If you are being told to put on your life jacket or oxygen mask, the adrenaline rush gets you ready to act. It’s your thoughts that will drive you to fight, take flight, or freeze.

Do you need to lead others or roll your sleeves up and help?

I used to fly a lot and I had rehearsed confidently in my mind that I would try to save people if we landed in water. This thought helps me balance any thoughts of impending disaster that may pop into my head from time to time.

5. What emotion do you want or need to feel now?

Courageous? Brave? Calm? Certain?

What thoughts do you need to think that will drive the emotion you are seeking?

Bridging thoughts like, “I have done this before and I can do it again,” and “I’m resourceful, I will figure it out,” help drive emotions that have a more positive vibe than anything else.

6. What’s your daily practice?

In these ever-changing circumstances, it’s easy to build momentum around a set of thoughts that don’t feel good. If the first thing you do in the morning is look at the news or your email and all you see is headlines that alarm you then you are setting yourself up for the day in that way.

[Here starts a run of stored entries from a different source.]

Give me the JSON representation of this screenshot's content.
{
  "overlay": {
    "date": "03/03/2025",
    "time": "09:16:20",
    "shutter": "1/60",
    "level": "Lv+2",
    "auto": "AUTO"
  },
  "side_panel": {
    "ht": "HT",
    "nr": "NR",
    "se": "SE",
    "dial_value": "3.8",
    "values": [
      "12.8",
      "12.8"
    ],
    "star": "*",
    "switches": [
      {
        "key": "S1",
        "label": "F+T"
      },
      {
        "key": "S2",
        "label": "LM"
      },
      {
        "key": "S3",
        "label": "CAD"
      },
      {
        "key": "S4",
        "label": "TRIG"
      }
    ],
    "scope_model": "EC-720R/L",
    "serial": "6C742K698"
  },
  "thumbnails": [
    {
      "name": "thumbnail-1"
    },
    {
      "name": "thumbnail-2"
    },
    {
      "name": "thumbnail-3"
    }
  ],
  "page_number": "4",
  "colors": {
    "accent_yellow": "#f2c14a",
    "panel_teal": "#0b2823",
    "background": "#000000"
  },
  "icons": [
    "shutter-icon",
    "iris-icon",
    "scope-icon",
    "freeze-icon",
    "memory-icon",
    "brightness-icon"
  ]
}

If, instead, you take time first thing in the morning to run a routine of “feel good” practices like meditation, walking the dog, exercise, reading some uplifting text, connecting with loved ones, or just your favorite coffee—anything that really works for you and gets you into the best mood—that is what you will take with you into the day.

As you build positive momentum from the inside and you commit to looking for the good in all that you see then this will be the circumstances that you find yourself in.

Manage yourself. Don’t let the circumstances of life dictate your thoughts. Let your thoughts dictate your life.